You were grounded in the strong soil of your faith.

I will always remember your tenderness.

The ways you reached out.

Making efforts even after rejections when your sister needed to be alone.

No resentment or complaint on your part.

You didn’t walk away during the hardest moment of all.

Our circle of love was unbroken at our sweet girl’s last breath.

You stood firm.

And now, you support us and honor her.

You don’t complain.

You give me the freedom to grieve and honor.

Know that I see you.

You are not invisible.

I treasure you as I do your sister.

You are precious.

As it was in the beginning, it is now the three of us and not four.

Tragic and unexpected.

I grieve not only my loss, but your loss.

You will thrive and share your compassion and hope with others.
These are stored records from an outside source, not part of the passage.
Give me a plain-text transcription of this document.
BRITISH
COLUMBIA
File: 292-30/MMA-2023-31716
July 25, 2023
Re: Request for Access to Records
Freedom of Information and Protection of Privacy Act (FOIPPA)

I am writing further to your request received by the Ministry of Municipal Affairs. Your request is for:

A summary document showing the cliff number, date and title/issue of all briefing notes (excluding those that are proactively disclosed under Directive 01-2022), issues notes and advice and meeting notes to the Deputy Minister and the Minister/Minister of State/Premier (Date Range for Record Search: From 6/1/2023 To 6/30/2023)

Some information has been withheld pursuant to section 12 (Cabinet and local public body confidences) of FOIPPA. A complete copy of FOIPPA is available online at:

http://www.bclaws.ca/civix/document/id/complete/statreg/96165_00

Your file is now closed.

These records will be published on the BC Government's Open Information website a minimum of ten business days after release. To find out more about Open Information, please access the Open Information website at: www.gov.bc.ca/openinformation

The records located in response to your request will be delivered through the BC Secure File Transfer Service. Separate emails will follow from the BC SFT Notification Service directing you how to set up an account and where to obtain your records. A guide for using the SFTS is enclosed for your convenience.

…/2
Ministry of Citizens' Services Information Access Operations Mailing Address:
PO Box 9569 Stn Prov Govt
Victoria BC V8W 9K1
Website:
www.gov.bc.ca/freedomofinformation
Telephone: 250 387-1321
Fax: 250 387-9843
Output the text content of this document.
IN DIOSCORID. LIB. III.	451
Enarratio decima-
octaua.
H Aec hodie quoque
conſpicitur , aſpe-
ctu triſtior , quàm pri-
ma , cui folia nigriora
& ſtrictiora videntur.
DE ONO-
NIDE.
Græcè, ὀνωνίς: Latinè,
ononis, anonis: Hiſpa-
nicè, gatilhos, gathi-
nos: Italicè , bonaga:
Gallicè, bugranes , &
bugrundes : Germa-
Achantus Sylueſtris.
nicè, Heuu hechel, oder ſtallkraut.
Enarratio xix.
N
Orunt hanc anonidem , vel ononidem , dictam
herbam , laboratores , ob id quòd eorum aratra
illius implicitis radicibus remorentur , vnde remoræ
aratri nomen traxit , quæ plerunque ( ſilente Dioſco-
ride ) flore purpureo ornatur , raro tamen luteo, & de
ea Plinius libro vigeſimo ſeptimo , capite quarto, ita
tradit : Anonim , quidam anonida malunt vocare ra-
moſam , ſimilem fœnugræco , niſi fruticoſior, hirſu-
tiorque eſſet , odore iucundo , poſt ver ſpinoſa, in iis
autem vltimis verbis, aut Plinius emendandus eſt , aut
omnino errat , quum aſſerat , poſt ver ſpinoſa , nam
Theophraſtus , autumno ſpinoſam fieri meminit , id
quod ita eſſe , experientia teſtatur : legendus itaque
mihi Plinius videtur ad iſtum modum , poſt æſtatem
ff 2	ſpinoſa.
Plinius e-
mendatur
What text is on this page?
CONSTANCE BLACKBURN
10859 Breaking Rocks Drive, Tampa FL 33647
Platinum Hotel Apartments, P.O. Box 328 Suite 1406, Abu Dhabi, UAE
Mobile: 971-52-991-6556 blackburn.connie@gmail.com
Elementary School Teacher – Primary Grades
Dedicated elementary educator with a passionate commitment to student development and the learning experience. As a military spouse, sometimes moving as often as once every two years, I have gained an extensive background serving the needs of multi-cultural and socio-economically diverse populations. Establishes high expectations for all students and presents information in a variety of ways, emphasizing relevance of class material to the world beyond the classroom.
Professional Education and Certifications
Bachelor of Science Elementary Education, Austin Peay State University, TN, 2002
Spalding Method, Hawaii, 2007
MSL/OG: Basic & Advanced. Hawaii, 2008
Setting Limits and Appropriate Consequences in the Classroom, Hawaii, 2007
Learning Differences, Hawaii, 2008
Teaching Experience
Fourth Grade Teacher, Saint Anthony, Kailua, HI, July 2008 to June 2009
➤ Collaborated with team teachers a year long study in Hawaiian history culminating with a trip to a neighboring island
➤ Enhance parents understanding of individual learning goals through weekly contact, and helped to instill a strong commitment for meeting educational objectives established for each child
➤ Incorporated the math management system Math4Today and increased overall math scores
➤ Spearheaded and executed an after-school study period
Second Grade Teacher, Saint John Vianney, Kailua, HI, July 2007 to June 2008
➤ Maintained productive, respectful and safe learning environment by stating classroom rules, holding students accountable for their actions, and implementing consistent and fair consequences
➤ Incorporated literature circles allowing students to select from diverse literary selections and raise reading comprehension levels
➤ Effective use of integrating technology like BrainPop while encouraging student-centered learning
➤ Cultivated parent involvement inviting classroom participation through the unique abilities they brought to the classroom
I am so proud of you and grateful that you are my son Grant.

Grateful for the man who you are and becoming.

Stay strong.

Love you always and forever.


Blog_Tree_ I see you

Note: In losing Leah, of course each of our family member’s worlds have changed. Serving a terminally ill child, our lives had to become about advocating for and caring for Leah. My son Grant, four years older than Leah, remained steadfast, understanding and faithful during Leah’s illness and now through her passing. Never complaining, A strong tower of support and faith.

I so admire who he is as a person.

When a suffering child dies, there can be a tendency to make that child “larger than life.” But my daughter was human, with strengths and flaws like us all. As we just finished the Walk for Wishes in Leah’s honor, I realize the ways that I continue to focus on my daughter – even after her passing.

Concerned that my son know I see him, I wanted to give him a word gift. I felt compelled to clearly verbalize to Grant how special he is. I don’t want to assume that he knows.

So I share an excerpt of words that I shared privately with him.  Kind of a positive “open letter.” I want everyone to know what an amazing man he is.